Saat hakim memasuki ruangan, semua orang seolah menahan napas. Keheningan merambat pelan, menyusup ke setiap sudut, seperti angin pagi yang menyusup lewat celah jendela. Inilah babak baru yang dinanti banyak mata—bukan semata untuk menghukum, tetapi untuk mengadili dengan hati. Untuk menimbang kebenaran yang telah lama dikubur dalam-dalam oleh kekuasaan dan ketakutan.

Liana duduk di kursinya. Tubuhnya tegak, tapi jiwanya bergolak. Hari ini bukan hanya tentang ayahnya yang berdiri di kursi terdakwa. Ini tentang seluruh hidupnya yang perlahan dikuliti satu per satu di depan publik. Tentang luka lama yang kembali dibuka, dan harapan yang dipaksa berdiri di ujung jurang.

"Sidang nomor 0427/Pdt.G/2018 di Pengadilan Negeri Kota Padang akan segera dimulai."

Suara pembawa acara menggema, kaku dan dingin. Ia membacakan dengan penuh wibawa: kasus kepemilikan ladang ganja delapan hektare, penculikan warga, penganiayaan, dan pembunuhan. Deretan kata-kata itu seperti cambuk yang menyayat pendengaran Liana.

Para hadirin berdiri. Sebagian besar adalah wartawan nasional, haus akan kebenaran, atau sekadar sensasi. Tapi di antara mereka, ada juga yang datang membawa doa, harapan, dan dendam yang tak sempat usang.

Lima hakim duduk tegak, laksana dinding keadilan yang kokoh.
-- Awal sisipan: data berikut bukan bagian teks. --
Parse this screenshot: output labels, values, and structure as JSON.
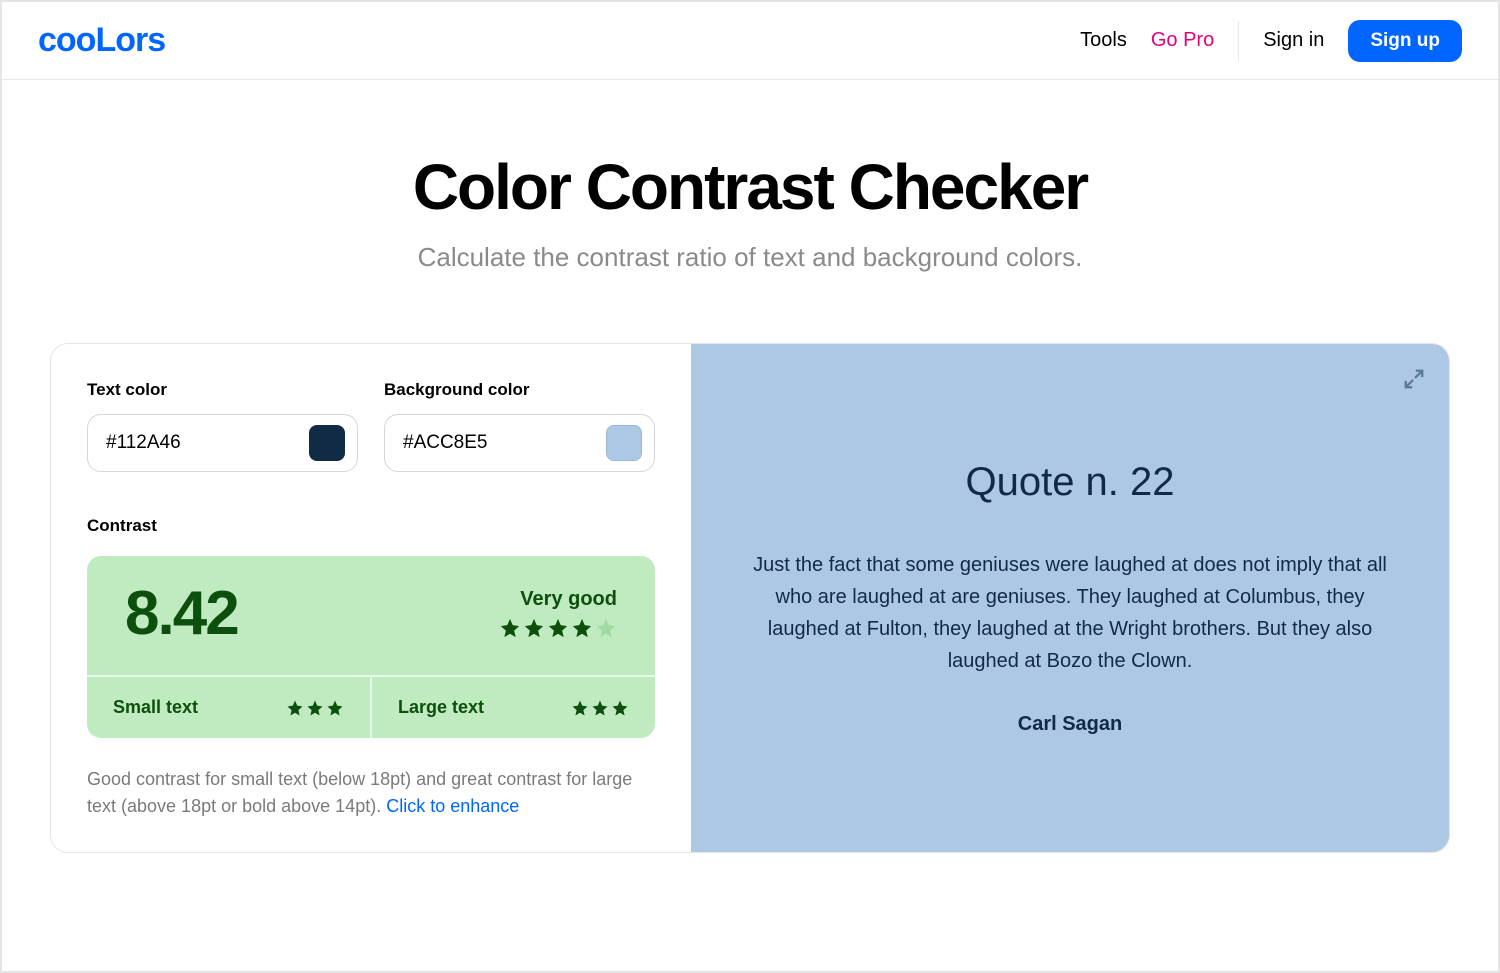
{
  "header": {
    "logo": "cooLors",
    "nav": {
      "tools": "Tools",
      "go_pro": "Go Pro",
      "sign_in": "Sign in",
      "sign_up": "Sign up"
    }
  },
  "hero": {
    "title": "Color Contrast Checker",
    "subtitle": "Calculate the contrast ratio of text and background colors."
  },
  "inputs": {
    "text_label": "Text color",
    "text_value": "#112A46",
    "bg_label": "Background color",
    "bg_value": "#ACC8E5"
  },
  "contrast": {
    "label": "Contrast",
    "ratio": "8.42",
    "rating_text": "Very good",
    "stars_filled": 4,
    "stars_total": 5,
    "small_text_label": "Small text",
    "small_text_stars": 3,
    "large_text_label": "Large text",
    "large_text_stars": 3
  },
  "description": {
    "text": "Good contrast for small text (below 18pt) and great contrast for large text (above 18pt or bold above 14pt). ",
    "link": "Click to enhance"
  },
  "preview": {
    "title": "Quote n. 22",
    "quote": "Just the fact that some geniuses were laughed at does not imply that all who are laughed at are geniuses. They laughed at Columbus, they laughed at Fulton, they laughed at the Wright brothers. But they also laughed at Bozo the Clown.",
    "author": "Carl Sagan"
  },
  "colors": {
    "text_swatch": "#112A46",
    "bg_swatch": "#ACC8E5"
  }
}
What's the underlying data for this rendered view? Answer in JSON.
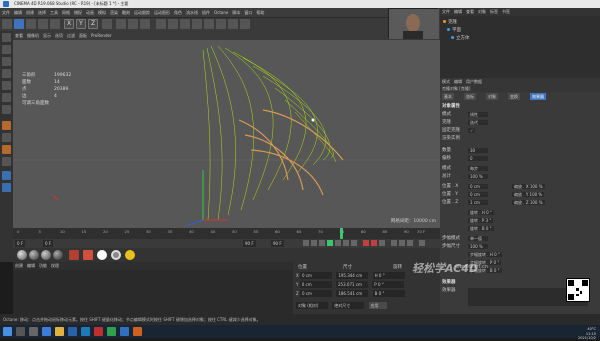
{
  "window": {
    "title": "CINEMA 4D R19.068 Studio (RC - R19) - [未标题 1 *] - 主要"
  },
  "menubar": {
    "items": [
      "文件",
      "编辑",
      "创建",
      "选择",
      "工具",
      "网格",
      "捕捉",
      "动画",
      "模拟",
      "渲染",
      "雕刻",
      "运动跟踪",
      "运动图形",
      "角色",
      "流水线",
      "插件",
      "Octane",
      "脚本",
      "窗口",
      "帮助"
    ]
  },
  "toolbar": {
    "x_label": "X",
    "y_label": "Y",
    "z_label": "Z"
  },
  "viewport_menu": {
    "items": [
      "查看",
      "摄像机",
      "显示",
      "选项",
      "过滤",
      "面板",
      "ProRender"
    ]
  },
  "hud": {
    "rows": [
      {
        "label": "三角形",
        "value": "199632"
      },
      {
        "label": "面数",
        "value": "14"
      },
      {
        "label": "点",
        "value": "20389"
      },
      {
        "label": "边",
        "value": "4"
      },
      {
        "label": "可调三角面数",
        "value": ""
      }
    ]
  },
  "viewport": {
    "grid_scale": "网格间距：10000 cm",
    "accent": "#c8ff00"
  },
  "timeline": {
    "ticks": [
      "0",
      "5",
      "10",
      "15",
      "20",
      "25",
      "30",
      "35",
      "40",
      "45",
      "50",
      "55",
      "60",
      "65",
      "70",
      "75",
      "80",
      "85",
      "90"
    ],
    "end_label": "70 F",
    "playhead_frame": 65
  },
  "playbar": {
    "start": "0 F",
    "current": "0 F",
    "end": "90 F",
    "end2": "90 F"
  },
  "material_menu": {
    "items": [
      "创建",
      "编辑",
      "功能",
      "纹理"
    ]
  },
  "coords": {
    "headers": [
      "位置",
      "尺寸",
      "旋转"
    ],
    "rows": [
      {
        "axis": "X",
        "pos": "0 cm",
        "size": "195.344 cm",
        "rot": "H 0 °"
      },
      {
        "axis": "Y",
        "pos": "0 cm",
        "size": "253.071 cm",
        "rot": "P 0 °"
      },
      {
        "axis": "Z",
        "pos": "0 cm",
        "size": "186.541 cm",
        "rot": "B 0 °"
      }
    ],
    "mode": "对象 (相对)",
    "size_mode": "绝对尺寸",
    "apply": "应用"
  },
  "statusbar": {
    "text": "Octane: 移动：点击并拖动鼠标移动元素。按住 SHIFT 键量化移动；节点编辑模式时按住 SHIFT 键增加选择对象；按住 CTRL 键减少选择对象。"
  },
  "right_menu": {
    "items": [
      "文件",
      "编辑",
      "查看",
      "对象",
      "标签",
      "书签"
    ],
    "layout": "界面：启动 (用户)"
  },
  "objects": [
    {
      "name": "克隆",
      "color": "#e0a020"
    },
    {
      "name": "平面",
      "color": "#3fa0e0"
    },
    {
      "name": "立方体",
      "color": "#3fa0e0"
    }
  ],
  "attr_header": {
    "items": [
      "模式",
      "编辑",
      "用户数据"
    ],
    "object_title": "克隆对象 [克隆]"
  },
  "attr_tabs": {
    "items": [
      "基本",
      "坐标",
      "对象",
      "变换",
      "效果器"
    ],
    "selected": 4
  },
  "props": {
    "section_object": "对象属性",
    "mode_label": "模式",
    "mode_value": "线性",
    "clones_label": "克隆",
    "clones_value": "迭代",
    "fix_label": "固定克隆",
    "fix_value": "✓",
    "render_label": "渲染实例",
    "count_label": "数量",
    "count_value": "30",
    "offset_label": "偏移",
    "offset_value": "0",
    "mode2_label": "模式",
    "mode2_value": "每步",
    "total_label": "总计",
    "total_value": "100 %",
    "pos_x_label": "位置 . X",
    "pos_x_value": "0 cm",
    "pos_y_label": "位置 . Y",
    "pos_y_value": "0 cm",
    "pos_z_label": "位置 . Z",
    "pos_z_value": "1 cm",
    "scale_x": "缩放 . X 100 %",
    "scale_y": "缩放 . Y 100 %",
    "scale_z": "缩放 . Z 100 %",
    "rot_h": "旋转 . H 0 °",
    "rot_p": "旋转 . P 3 °",
    "rot_b": "旋转 . B 0 °",
    "step_mode_label": "步幅模式",
    "step_mode_value": "单一值",
    "step_size_label": "步幅尺寸",
    "step_size_value": "100 %",
    "step_rot_h": "步幅旋转 . H 0 °",
    "step_rot_p": "步幅旋转 . P 0 °",
    "step_rot_b": "步幅旋转 . B 0 °",
    "section_effector": "效果器",
    "effector_label": "效果器"
  },
  "watermark": {
    "brand": "轻松学AC4D",
    "url": "www.tvart.cn"
  },
  "taskbar": {
    "time": "11:15",
    "date": "2021/10/2",
    "temp": "40°C"
  }
}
Mereka ditugaskan oleh hukum untuk menjadi penentu nasib manusia. Di tangan mereka, masa depan seseorang bisa runtuh, atau justru diselamatkan. Ketua majelis hakim mengetukkan palu tiga kali. Dentingnya nyaring, seolah menggema hingga ke dalam hati yang paling dalam.

"Apakah jaksa penuntut umum telah siap?" tanya hakim.

"Siap, Yang Mulia."

"Penasihat hukum, bagaimana dengan Anda?"

"Kami juga siap, Yang Mulia."

Panggilan untuk menghadirkan terdakwa membuat seluruh ruangan menegang. Novri Kharisma melangkah masuk, digiring petugas. Ia tampak tenang, tapi dari sorot matanya, siapa pun tahu—di balik ketenangan itu ada kepasrahan yang dalam.

"Saudara terdakwa, apakah Anda dalam kondisi sehat dan siap mengikuti persidangan hari ini?" tanya hakim.

"Saya sehat dan siap, Yang Mulia," jawab Novri. Suaranya berat, namun mantap. Seperti seseorang yang sudah berdamai dengan akhir dari cerita panjang hidupnya.

Di bangku hadirin, Liana menggenggam jemarinya sendiri. Gugup. Takut. Marah. Bingung. Semua rasa berbaur menjadi satu, seperti air laut yang tak pernah bisa benar-benar jernih. Di sampingnya, Johan menatap dengan tenang. Tak perlu berkata apa pun—tatapannya cukup untuk berkata: aku di sini, bersamamu.

Tak jauh dari mereka, Kalmi, Desi, dan para saksi lainnya duduk dengan tubuh tegak dan mata penuh nyala. Mereka bukan hanya korban, mereka adalah suara-suara yang selama ini dibungkam. Hari ini, mereka ingin bicara.

Jaksa mulai membacakan dakwaan. Fakta-fakta mengalir seperti sungai deras. Ladang ganja, penderitaan warga, jenazah yang ditemukan tanpa nama. Kata-kata itu membentuk luka baru, membelah ruang dengan kesunyian yang mencekam.

Namun, penasihat hukum tak gentar. Ia maju dengan kalimat-kalimat tajam, menusuk celah-celah dalam dakwaan. Ia mencoba mengubah narasi, menanamkan keraguan. Tapi dari gerak matanya, Liana tahu—ada sesuatu yang disembunyikan. Tatapan itu tidak bisa bohong.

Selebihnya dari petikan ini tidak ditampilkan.